Nearly all wildfires in the state are caused by people, usually by accident, carelessness, recklessness and even arson. The Forest Fire Service must carefully weigh risks of fire suppression against the potential for wildfires to cause property damage and endanger lives. The best tools the Forest Fire Service has at its disposal are public education campaigns informing the public about wildfire safety and prescribed burning operations.
During prescribed burns, Forest Fire Service personnel use handheld torches to set smaller fires to burn away fallen leaves, pine needles, fallen branches and other debris on the forest floor. Personnel consider wind, moisture and other conditions in setting the fires.
Wildfires can have the greatest impact in areas where people live in or near forests, grasslands and other natural areas. The sprawling Pinelands region in southern New Jersey is especially prone to wildfires because its ecosystem is adapted to depend on periodic wildfires for releasing of seeds for reproduction. Controlling the buildup of fuel in this region helps keep the forests healthy.

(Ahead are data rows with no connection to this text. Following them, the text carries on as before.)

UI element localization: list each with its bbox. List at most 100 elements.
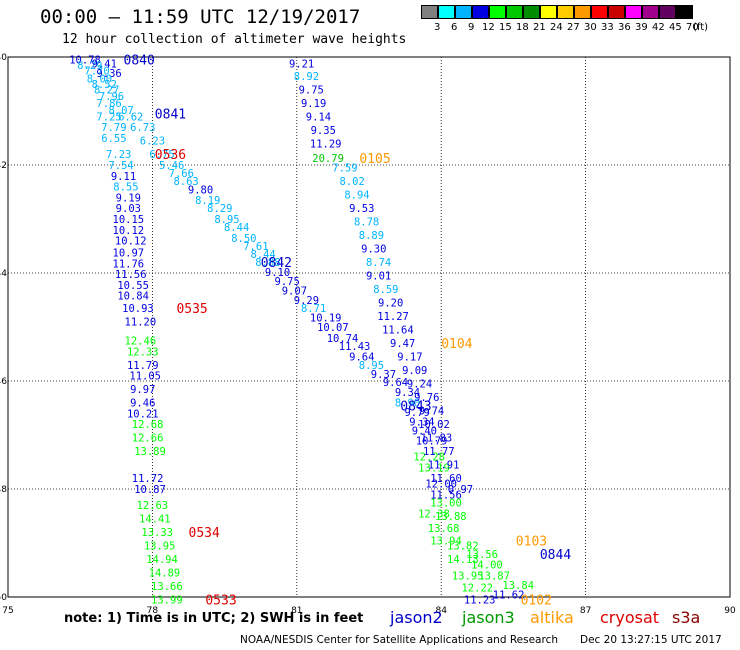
swh-value: 11.56 [430, 489, 462, 501]
swh-value: 8.44 [250, 249, 275, 261]
swh-value: 10.02 [418, 419, 450, 431]
swh-value: 13.33 [141, 527, 173, 539]
swh-value: 11.23 [464, 595, 496, 607]
swh-value: 9.75 [299, 84, 324, 96]
swh-value: 11.60 [430, 473, 462, 485]
swh-value: 10.55 [117, 280, 149, 292]
swh-value: 12.63 [137, 500, 169, 512]
lat-tick-label: 42 [0, 161, 7, 171]
swh-value: 8.02 [340, 176, 365, 188]
swh-value: 9.36 [96, 68, 121, 80]
pass-time-label: 0843 [400, 399, 431, 414]
swh-value: 8.29 [77, 60, 102, 72]
swh-value: 8.95 [359, 360, 384, 372]
swh-value: 8.59 [373, 284, 398, 296]
swh-value: 9.37 [371, 369, 396, 381]
color-swatch [472, 5, 489, 19]
color-swatch [489, 5, 506, 19]
pass-time-label: 0840 [124, 54, 155, 69]
swh-value: 13.95 [452, 570, 484, 582]
swh-value: 9.03 [116, 203, 141, 215]
swh-value: 8.00 [87, 74, 112, 86]
swh-value: 11.77 [423, 446, 455, 458]
pass-time-tags: 0840 0841 0842 0843 0844 0536 0535 0534 0533 0105… [124, 54, 572, 609]
swh-value: 14.41 [139, 514, 171, 526]
swh-value: 11.20 [125, 317, 157, 329]
pass-time-label: 0534 [189, 526, 220, 541]
swh-value: 11.43 [339, 341, 371, 353]
swh-value: 10.79 [416, 435, 448, 447]
lon-tick-label: 87 [580, 606, 591, 616]
swh-value: 9.34 [409, 417, 434, 429]
swh-value: 11.91 [428, 460, 460, 472]
swh-value: 9.19 [301, 98, 326, 110]
swh-value: 10.74 [327, 333, 359, 345]
color-scale-label: 39 [635, 22, 648, 33]
color-scale-label: 6 [451, 22, 458, 33]
swh-value: 14.00 [471, 560, 503, 572]
swh-value: 11.56 [115, 269, 147, 281]
swh-value: 10.93 [122, 303, 154, 315]
color-scale-label: 21 [533, 22, 546, 33]
swh-value: 9.09 [402, 365, 427, 377]
lon-tick-label: 78 [147, 606, 159, 616]
swh-value: 10.84 [117, 291, 149, 303]
color-scale-label: 36 [618, 22, 631, 33]
swh-value: 9.10 [265, 267, 290, 279]
swh-value: 13.94 [430, 535, 462, 547]
swh-value: 12.68 [132, 419, 164, 431]
swh-value: 8.94 [344, 190, 369, 202]
swh-value: 9.47 [390, 338, 415, 350]
swh-value: 8.78 [354, 217, 379, 229]
pass-time-label: 0844 [540, 548, 571, 563]
color-swatch [506, 5, 523, 19]
swh-value: 11.72 [132, 473, 164, 485]
swh-value: 11.79 [127, 360, 159, 372]
swh-value: 7.25 [96, 111, 121, 123]
color-swatch [642, 5, 659, 19]
swh-value: 8.71 [301, 303, 326, 315]
color-scale-label: 27 [567, 22, 580, 33]
color-swatch [659, 5, 676, 19]
swh-value: 7.54 [108, 160, 133, 172]
swh-value: 13.00 [430, 498, 462, 510]
swh-value: 14.89 [149, 568, 181, 580]
lat-tick-label: 44 [0, 269, 7, 279]
swh-value: 10.12 [115, 236, 147, 248]
swh-value: 13.89 [134, 446, 166, 458]
swh-value: 11.29 [310, 138, 342, 150]
swh-value: 12.46 [125, 336, 157, 348]
swh-value: 9.34 [395, 387, 420, 399]
swh-value: 6.75 [149, 149, 174, 161]
lon-tick-label: 81 [291, 606, 302, 616]
wave-height-points: 10.788.299.417.709.368.008.528.277.967.8… [69, 55, 534, 607]
pass-time-label: 0102 [521, 594, 552, 609]
pass-time-label: 0842 [261, 256, 292, 271]
swh-value: 9.14 [306, 111, 331, 123]
swh-value: 11.62 [493, 589, 525, 601]
chart-subtitle: 12 hour collection of altimeter wave hei… [62, 32, 407, 47]
swh-value: 8.89 [359, 230, 384, 242]
color-swatch [438, 5, 455, 19]
color-scale-label: 33 [601, 22, 614, 33]
color-swatch [523, 5, 540, 19]
map-axes: 75 78 81 84 87 90 40 42 44 46 48 50 [0, 53, 736, 616]
swh-value: 6.55 [101, 133, 126, 145]
swh-value: 9.30 [361, 244, 386, 256]
pass-time-label: 0104 [441, 337, 472, 352]
swh-value: 8.50 [231, 233, 256, 245]
color-swatch [625, 5, 642, 19]
credit-line: NOAA/NESDIS Center for Satellite Applica… [240, 634, 558, 646]
color-swatch [591, 5, 608, 19]
color-swatch [540, 5, 557, 19]
legend-item-s3a: s3a [672, 608, 701, 627]
swh-value: 13.95 [144, 541, 176, 553]
swh-value: 9.01 [366, 271, 391, 283]
swh-value: 9.21 [289, 58, 314, 70]
color-scale-label: 30 [584, 22, 597, 33]
swh-value: 9.74 [419, 406, 444, 418]
swh-value: 11.83 [421, 433, 453, 445]
swh-value: 7.59 [332, 163, 357, 175]
swh-value: 7.86 [96, 98, 121, 110]
swh-value: 9.20 [378, 298, 403, 310]
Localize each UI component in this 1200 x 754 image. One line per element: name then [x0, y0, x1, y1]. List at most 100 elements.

The peak wildfire season in New Jersey is in the early spring, when weather conditions tend to be dry and windy and the forests haven't leafed yet, exposing debris, leaves, needles and shrubs to the drying effects of the sun. Other peak seasons are in the early fall, when weather conditions can also be dry, as well as particularly dry periods during the summer.
The New Jersey Division of Parks and Forestry and the Forest Fire Service work to provide the public with advance notice of prescribed burning operations. When in doubt about the source of smoke or if a fire is part of a prescribed burning operation, call 9-1-1 or 1-877-WARN-DEP (1-877-927-6337).